From: Richard Fikes ([email protected])
Date: 06/25/02
Here are a couple of query examples for today's discussion. These examples are intended to be illustrative of aspects of the current design of DQL rather than being illustrative of typical query-answering cases. The first example illustrates answers that contain bindings for only some of the "may bind" variables in cases where an answer is inferable (from a min-cardinalityQ restriction in the example) and where an answer is an anonymous node.
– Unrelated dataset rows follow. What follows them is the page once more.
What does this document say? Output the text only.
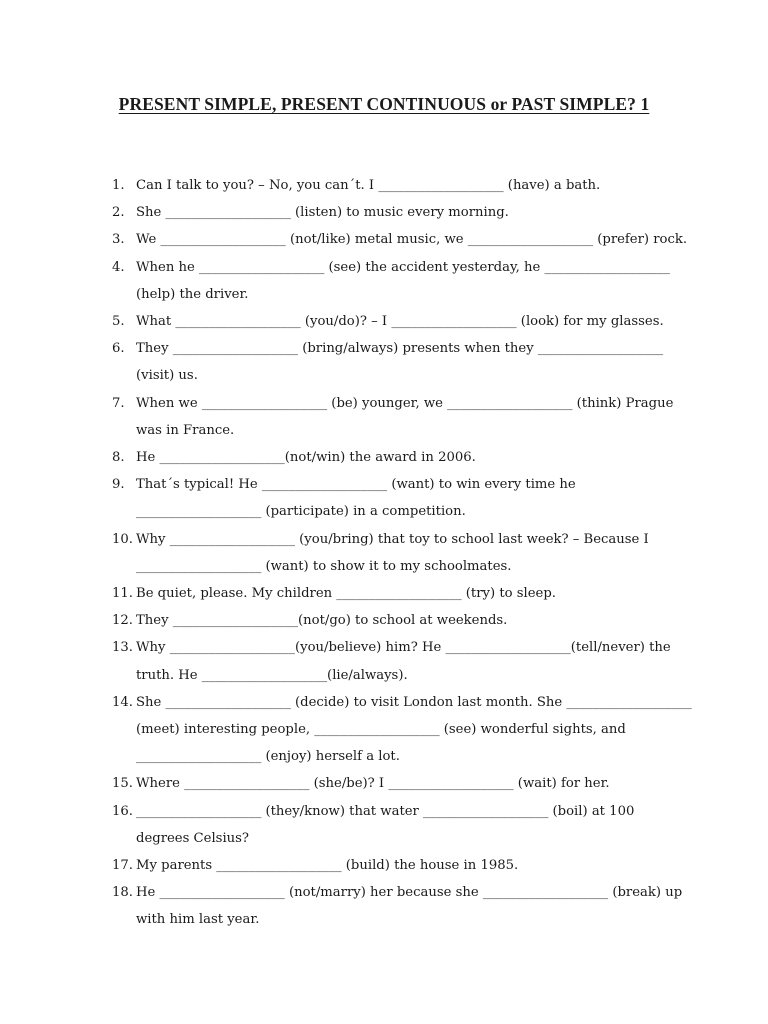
PRESENT SIMPLE, PRESENT CONTINUOUS or PAST SIMPLE? 1
1. Can I talk to you? – No, you can´t. I ___________________ (have) a bath.
2. She ___________________ (listen) to music every morning.
3. We ___________________ (not/like) metal music, we ___________________ (prefer) rock.
4. When he ___________________ (see) the accident yesterday, he ___________________
(help) the driver.
5. What ___________________ (you/do)? – I ___________________ (look) for my glasses.
6. They ___________________ (bring/always) presents when they ___________________
(visit) us.
7. When we ___________________ (be) younger, we ___________________ (think) Prague
was in France.
8. He ___________________(not/win) the award in 2006.
9. That´s typical! He ___________________ (want) to win every time he
___________________ (participate) in a competition.
10. Why ___________________ (you/bring) that toy to school last week? – Because I
___________________ (want) to show it to my schoolmates.
11. Be quiet, please. My children ___________________ (try) to sleep.
12. They ___________________(not/go) to school at weekends.
13. Why ___________________(you/believe) him? He ___________________(tell/never) the
truth. He ___________________(lie/always).
14. She ___________________ (decide) to visit London last month. She ___________________
(meet) interesting people, ___________________ (see) wonderful sights, and
___________________ (enjoy) herself a lot.
15. Where ___________________ (she/be)? I ___________________ (wait) for her.
16. ___________________ (they/know) that water ___________________ (boil) at 100
degrees Celsius?
17. My parents ___________________ (build) the house in 1985.
18. He ___________________ (not/marry) her because she ___________________ (break) up
with him last year.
KB0: * Class "Red-Car". * Class "Red-Car-Owner" with a min-cardinalityQ restriction of 1 and hasClassQ "Red-Car" on property "has-car" (i.e., every Red-Car-Owner has at least one car that is a Red-Car). * (type RC1 Red-Car) * (has-car Bill RC1) * (type Joe Red-Car-Owner) * (has-car Fred _:r) * (type _:r Red-Car) QUERY-01: query pattern: (has-car ?p ?c) (type ?c Red-Car) must bind: ?p ?c answer KB: KB0 One answer: {[?p/Bill], [?c/RC1]} QUERY-02: query pattern: (has-car ?p ?c) (type ?c Red-Car) may bind: ?p ?c answer KB: KB0 Three answers: {[?p/Bill], [?c/RC1]}, {[?p/Joe]}, and {[?p/Fred]} QUERY-03: query pattern: (has-car ?p ?c) (type ?c Red-Car) may bind: ?p don't bind: ?c answer KB: KB0 Three answers: {[?p/Bill]}, {[?p/Joe]}, and {[?p/Fred]} ------------------------------------ This is an example of an answer being inferable from the existence of an instance of a class and a cardinality restriction. KB1: * Class "Country". * Class "Person" with a cardinality restriction of 1 and a valueType restriction of "Country" on property "country-of-birth" (i.e., every person has exactly one country-of-birth and a person's country-of-birth is a Country). * (type Bill Person) QUERY-11: query pattern: (type ?x Country) must bind: ?x answer KB: KB1 No answers. QUERY-12: query pattern: (type ?x Country) may bind: ?x answer KB: KB1 Query has one answer. The answer has an empty set of bindings. The answer corresponds to a proof that since there is a person and that person has a "country-of-birth" that is a Country, then there exists a Country (i.e., an ?x such that ?x is type Country). QUERY-13: query pattern: (type ?x Country) don't bind: ?x answer KB: KB1 Query has one answer. The answer has an empty set of bindings. As with QUERY-2, the answer corresponds to a proof that since there is a person and that person has a "country-of-birth" that is a Country, then there exists a Country (i.e., an ?x such that ?x is type Country).